En avril 2021, Google TAG a identifié une campagne visant les utilisateurs arméniens avec des documents Office malveillants qui chargeaient du contenu Web via Internet Explorer. Ceci a été réalisé soit en intégrant un objet ActiveX distant à l'aide d'un objet OLE Shell.Explorer.1, soit en lançant un processus Internet Explorer via des macros VBA pour accéder à une page Web. Après une phase d'empreinte digitale, les cibles ont été exposées à une faille zero-day d'Internet Explorer, qui a ensuite été identifiée sous le nom CVE-2021-33742 et corrigée par Microsoft en juin 2021. L'analyse de TAG indique que les exploits Internet Explorer ont été développés et fournis par la même entité responsable des exploits Google Chrome mentionnés précédemment.
En juillet 2022, Avast a signalé que CVE-2022-2294, une vulnérabilité de type « heap buffer overflow » (débordement de la mémoire tampon) à haut niveau de gravité dans WebRTC au sein de Google Chrome, avait été exploitée pour exécuter du code shell dans le processus de rendu du navigateur, ciblant les utilisateurs du Moyen-Orient. L'exploit, spécialement conçu pour Windows, a probablement été associé à une technique d'évasion de sandbox, bien que l'exploit de deuxième phase n'ait pas pu être récupéré. Au Liban, les attaquants ont compromis un site Web utilisé par les employés d'une agence de presse, qui présentait des signes d'attaques persistantes de type « cross-site scripting » (XSS), probablement dans le cadre de leur phase de test, avant d'injecter finalement du code JavaScript malveillant à partir d'un domaine contrôlé par les attaquants. Ce code injecté redirigeait de manière sélective les victimes visées vers le serveur d'exploitation via une chaîne de domaines contrôlés par les attaquants. Avant le rapport d'Avast, ESET avait signalé des compromissions stratégiques sur le Web à travers le Moyen-Orient, en particulier au Yémen, qu'ils attribuaient à Candiru avec un niveau de confiance moyen.
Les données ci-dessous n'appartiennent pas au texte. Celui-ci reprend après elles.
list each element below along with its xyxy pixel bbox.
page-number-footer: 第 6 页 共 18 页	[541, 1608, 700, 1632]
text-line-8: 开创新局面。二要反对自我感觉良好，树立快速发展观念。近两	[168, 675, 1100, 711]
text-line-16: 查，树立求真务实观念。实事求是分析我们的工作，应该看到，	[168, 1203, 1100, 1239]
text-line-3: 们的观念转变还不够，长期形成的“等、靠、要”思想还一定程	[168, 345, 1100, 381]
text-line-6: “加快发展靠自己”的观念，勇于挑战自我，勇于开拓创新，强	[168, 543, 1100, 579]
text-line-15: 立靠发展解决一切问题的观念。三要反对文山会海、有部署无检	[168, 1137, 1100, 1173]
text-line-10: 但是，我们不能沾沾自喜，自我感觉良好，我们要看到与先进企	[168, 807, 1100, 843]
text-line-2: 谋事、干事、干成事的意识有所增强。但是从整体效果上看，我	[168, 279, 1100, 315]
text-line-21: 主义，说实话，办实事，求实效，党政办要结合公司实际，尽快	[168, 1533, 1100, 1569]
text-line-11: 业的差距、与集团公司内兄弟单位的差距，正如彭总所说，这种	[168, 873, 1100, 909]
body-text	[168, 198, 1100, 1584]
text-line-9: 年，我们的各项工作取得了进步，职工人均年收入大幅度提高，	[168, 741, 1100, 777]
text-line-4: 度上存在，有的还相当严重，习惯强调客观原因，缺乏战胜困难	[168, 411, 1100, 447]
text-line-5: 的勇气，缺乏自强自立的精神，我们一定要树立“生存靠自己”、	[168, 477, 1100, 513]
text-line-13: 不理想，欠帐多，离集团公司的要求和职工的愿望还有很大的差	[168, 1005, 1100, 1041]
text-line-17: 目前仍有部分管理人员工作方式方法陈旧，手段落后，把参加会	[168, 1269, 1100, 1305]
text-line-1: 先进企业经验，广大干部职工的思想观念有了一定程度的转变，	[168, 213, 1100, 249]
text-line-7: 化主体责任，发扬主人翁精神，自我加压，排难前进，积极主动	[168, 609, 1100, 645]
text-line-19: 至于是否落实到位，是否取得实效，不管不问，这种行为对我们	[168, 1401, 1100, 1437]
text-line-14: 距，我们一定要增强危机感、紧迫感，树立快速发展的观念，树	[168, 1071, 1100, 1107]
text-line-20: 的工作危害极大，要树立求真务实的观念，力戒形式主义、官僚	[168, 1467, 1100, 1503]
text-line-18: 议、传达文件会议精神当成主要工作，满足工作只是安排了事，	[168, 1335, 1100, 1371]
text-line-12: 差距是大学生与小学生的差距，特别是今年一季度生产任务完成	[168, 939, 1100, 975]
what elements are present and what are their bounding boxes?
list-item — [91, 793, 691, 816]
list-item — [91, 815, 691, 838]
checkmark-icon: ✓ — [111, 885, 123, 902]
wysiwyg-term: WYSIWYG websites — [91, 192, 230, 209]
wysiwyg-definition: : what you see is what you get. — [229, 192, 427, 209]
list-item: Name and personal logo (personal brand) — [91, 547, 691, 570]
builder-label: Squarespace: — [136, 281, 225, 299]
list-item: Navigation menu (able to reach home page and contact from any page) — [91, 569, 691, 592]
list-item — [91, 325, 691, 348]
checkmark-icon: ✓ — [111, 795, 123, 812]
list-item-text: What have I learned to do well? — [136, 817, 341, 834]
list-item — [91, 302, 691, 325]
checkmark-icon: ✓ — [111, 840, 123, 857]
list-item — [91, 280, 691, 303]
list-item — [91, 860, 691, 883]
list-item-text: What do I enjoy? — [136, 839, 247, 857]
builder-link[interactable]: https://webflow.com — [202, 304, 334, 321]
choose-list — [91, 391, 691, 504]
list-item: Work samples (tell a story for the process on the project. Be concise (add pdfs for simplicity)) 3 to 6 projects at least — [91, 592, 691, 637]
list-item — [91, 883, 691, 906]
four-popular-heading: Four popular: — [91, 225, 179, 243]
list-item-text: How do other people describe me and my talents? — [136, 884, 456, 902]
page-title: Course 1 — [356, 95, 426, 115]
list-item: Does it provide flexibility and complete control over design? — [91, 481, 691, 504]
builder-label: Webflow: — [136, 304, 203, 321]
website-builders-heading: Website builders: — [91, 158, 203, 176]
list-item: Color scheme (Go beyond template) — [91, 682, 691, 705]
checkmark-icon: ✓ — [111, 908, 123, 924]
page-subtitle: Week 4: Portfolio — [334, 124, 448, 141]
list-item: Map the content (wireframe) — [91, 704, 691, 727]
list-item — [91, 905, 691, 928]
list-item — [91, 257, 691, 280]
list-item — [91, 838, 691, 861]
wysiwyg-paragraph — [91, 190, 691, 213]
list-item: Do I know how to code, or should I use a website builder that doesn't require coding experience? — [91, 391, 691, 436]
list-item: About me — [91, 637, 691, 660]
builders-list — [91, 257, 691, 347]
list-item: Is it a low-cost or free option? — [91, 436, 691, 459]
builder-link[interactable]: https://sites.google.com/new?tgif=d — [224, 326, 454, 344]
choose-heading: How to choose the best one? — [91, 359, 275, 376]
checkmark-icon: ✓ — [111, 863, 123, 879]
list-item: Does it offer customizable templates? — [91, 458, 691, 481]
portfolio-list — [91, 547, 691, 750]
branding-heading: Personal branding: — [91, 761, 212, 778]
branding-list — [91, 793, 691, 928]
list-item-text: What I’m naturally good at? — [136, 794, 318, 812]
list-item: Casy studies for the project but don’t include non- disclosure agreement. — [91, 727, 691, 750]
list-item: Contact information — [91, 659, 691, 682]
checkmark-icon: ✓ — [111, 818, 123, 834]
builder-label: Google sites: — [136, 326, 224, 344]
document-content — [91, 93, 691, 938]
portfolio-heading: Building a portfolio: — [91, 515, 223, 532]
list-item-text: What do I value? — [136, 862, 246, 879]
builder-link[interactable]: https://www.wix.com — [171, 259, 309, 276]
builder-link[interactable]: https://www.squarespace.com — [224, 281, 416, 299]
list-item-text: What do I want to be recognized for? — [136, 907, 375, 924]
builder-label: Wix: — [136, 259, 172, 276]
Au-delà des vecteurs mentionnés précédemment, des rapports datant de 2023 indiquent que Candiru disposait également d'une capacité appelée Sherlock. Sherlock est un logiciel de surveillance commerciale développé par le fabricant de logiciels israélien Insanet, capable d'infecter les appareils fonctionnant sous Windows, Android et iOS. Contrairement aux logiciels espions traditionnels qui exploitent les vulnérabilités des logiciels, Sherlock utilise la publicité programmatique pour diffuser sa charge utile. En plaçant des publicités malveillantes via des plateformes publicitaires, il est possible de cibler des individus spécifiques en fonction de leurs données démographiques et de leur emplacement géographique, ce qui conduit à l'installation secrète de logiciels espions lorsque la publicité s'affiche sur l'appareil d'un utilisateur.